Luís Corte Real é mais conhecido no meio da ficção científica e da fantasia como o editor da Saída de Emergência. A editora teve um papel determinante no lançamento de várias obras no mercado português, principalmente quando surgiu e lançou vários inéditos e antologias de autores portugueses. Entre a colecção Bang!, o Festival Bang! e o Bangcast (podcast), a editora coloca-se em várias vertentes do fantástico em Portugal.

É no contexto da pandemia que surge O Deus das Moscas tem Fome, escrito pelo editor da Saída de Emergência – uma colectânea de histórias em torno da mesma personagem que decorrem durante o século XIX.

A história

Benjamin Tormenta é um bruxeiro, um homem sem idade que parece não envelhecer ao longo de décadas e que é chamado para resolver casos que se cruzam com o sobrenatural. Dotado de vários conhecimentos, tem a mente ocupada por um demónio antigo que o instiga à violência, mas que também o protege perante os inimigos que enfrenta – para sua própria sobrevivência, claro.

A cada história Benjamin Tormenta é chamado a acudir um diferente caso bicudo, controntando-se com diversas entidades maléficas que aterrorizam os comuns mortais ou provocam transtornos no quotidiano da capital. A maioria das histórias decorre em Lisboa, havendo uma curta passagem por Macau. Pelo caminho, Benjamin Tormenta vai-se cruzando com várias personagens, sendo uma delas, claro, Eça de Queiroz.

Crítica

A personagem principal (Benjamin Tormenta) é a, como o nome indica, um homem atormentado. A criatura (um demónio de nome Lamashtu) que habita a sua cabeça é execrável, populando-lhe a mente com os mais horripilantes pensamentos, envolvendo violência e sexualidade – pensamentos que surgem nas situações mais desconfortáveis, instigando e martirizando Benjamin.

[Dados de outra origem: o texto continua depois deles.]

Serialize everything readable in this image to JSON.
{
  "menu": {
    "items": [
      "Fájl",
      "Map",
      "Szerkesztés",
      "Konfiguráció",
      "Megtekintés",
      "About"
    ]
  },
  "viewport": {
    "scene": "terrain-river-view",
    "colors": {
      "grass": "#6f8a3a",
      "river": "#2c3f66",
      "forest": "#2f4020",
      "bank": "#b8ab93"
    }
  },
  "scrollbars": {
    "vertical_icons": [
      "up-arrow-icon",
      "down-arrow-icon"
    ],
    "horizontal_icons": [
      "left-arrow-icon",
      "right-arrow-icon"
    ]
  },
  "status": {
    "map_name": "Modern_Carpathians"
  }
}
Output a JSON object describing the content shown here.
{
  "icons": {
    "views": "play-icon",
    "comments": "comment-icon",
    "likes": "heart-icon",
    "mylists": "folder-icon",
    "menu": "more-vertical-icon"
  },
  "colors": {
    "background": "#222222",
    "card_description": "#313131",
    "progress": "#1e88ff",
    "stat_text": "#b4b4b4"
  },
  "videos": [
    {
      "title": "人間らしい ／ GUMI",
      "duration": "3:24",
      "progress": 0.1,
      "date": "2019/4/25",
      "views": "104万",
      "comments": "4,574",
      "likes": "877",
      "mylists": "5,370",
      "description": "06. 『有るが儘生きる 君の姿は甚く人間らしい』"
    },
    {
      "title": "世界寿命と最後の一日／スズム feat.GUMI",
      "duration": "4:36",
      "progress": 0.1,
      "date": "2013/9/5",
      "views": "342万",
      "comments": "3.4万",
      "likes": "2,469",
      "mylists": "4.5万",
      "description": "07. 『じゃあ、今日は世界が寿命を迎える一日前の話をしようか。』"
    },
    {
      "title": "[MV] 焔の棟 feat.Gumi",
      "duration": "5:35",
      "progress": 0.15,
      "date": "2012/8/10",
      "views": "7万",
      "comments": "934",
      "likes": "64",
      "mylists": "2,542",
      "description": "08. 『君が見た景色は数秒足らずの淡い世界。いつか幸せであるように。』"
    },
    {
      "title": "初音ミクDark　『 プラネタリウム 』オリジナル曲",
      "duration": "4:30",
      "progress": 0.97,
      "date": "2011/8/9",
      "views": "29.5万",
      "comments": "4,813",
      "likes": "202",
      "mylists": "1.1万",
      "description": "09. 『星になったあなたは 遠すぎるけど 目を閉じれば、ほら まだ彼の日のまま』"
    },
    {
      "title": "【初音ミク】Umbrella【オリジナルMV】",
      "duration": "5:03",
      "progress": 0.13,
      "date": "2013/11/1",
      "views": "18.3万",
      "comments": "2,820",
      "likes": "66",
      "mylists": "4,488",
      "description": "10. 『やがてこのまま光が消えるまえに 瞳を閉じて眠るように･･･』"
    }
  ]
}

Ainda assim, esta criatura não é totalmente indesejável. Ou, pelo menos, consegue ser útil nalguns momentos, conferindo ao bruxeiro poderes que lhe são úteis na investigação de vários casos em que tem de enfrentar outras criaturas de enormes poderes. Benjamin tenta controlar a criatura, entre dores de cabeça e o ópio – esta substância que consegue conferir algum descanço, mas também o faz entrar numa existência latente. O relacionamento com o demónio é complexo, mas vai sendo explorado e revelado, pouco a pouco – existem, ainda, muitos elementos por esclarecer que espero que sejam tratados nas próximas histórias a publicar.

Do ponto de vista narrativo, o demónio Lamashtu justica a longevidade do bruxeiro, ao mesmo tempo que funciona como ponto de contraste e elemento exótico. Benjamin Tormenta cruza-se com ministros e outras figuras da alta sociedade, estando muitas vezes em situações solenes, e o demónio faz-se ouvir com as mais vis propostas, em verborreias sádicas e vulgares.

Estes discursos do demónio constrastam, pois, com a linguagem mais erudita que Luís Corte Real dá ao restante texto, onde demonstra um vocabulário mais rico e um arranjo mais formal. Esta linguagem mais erudita, que dá uma aura mais clássica (se esquecermos os episódios do demónio) nem sempre funciona a favor da história. Ambienta nas primeiras páginas de cada história, mas diminui a agilidade e a fluidez do texto nos momentos de maior acção.

Não se julgue, no entanto, que Benjamin Tormenta se dá apenas com figuras da alta sociedade. O mesmo homem conhece prostitutas e figuras duvidosas das zonas mais degradadas de Lisboa, cruzando as noites das mais temidas ruas. O autor explora várias realidades diferentes da sociedade portuguesa do século XIX, usando a personagem de ocupação sobrenatural para o fazer.

O Deus das Moscas tem Fome não é um livro de uma só história, contendo seis ao longo das mais de 400 páginas. Cada uma explora uma situação específica, em que os serviços do bruxeiro vão sendo solicitados. Entre mortes suspeitas e desaparecimentos, as situações contêm sempre uma componente sobrenatural que só Benjamin Tormenta poderá enfrentar. Esta forma de apresentar o detective do oculto, de caso em caso, possibilita construir cada história de forma mais contida e eficaz.

Conclusão

O Deus das Moscas tem Fome destaca-se no cenário editorial português – a escrita é cuidada, a narrativa é coesa, a personagem é desafiante e as histórias são intrigantes. Não é, no entanto, um livro perfeito. A linguagem erudita prejudica a progressão dos momentos mais movimentados e algumas personagens histórias não me convenceram. Mesmo considerando estes detalhes, é uma boa leitura que está vários pontos acima da média do que se tem feito por cá. O segundo volume está quase a ser lançado e já está na lista de futuras leituras.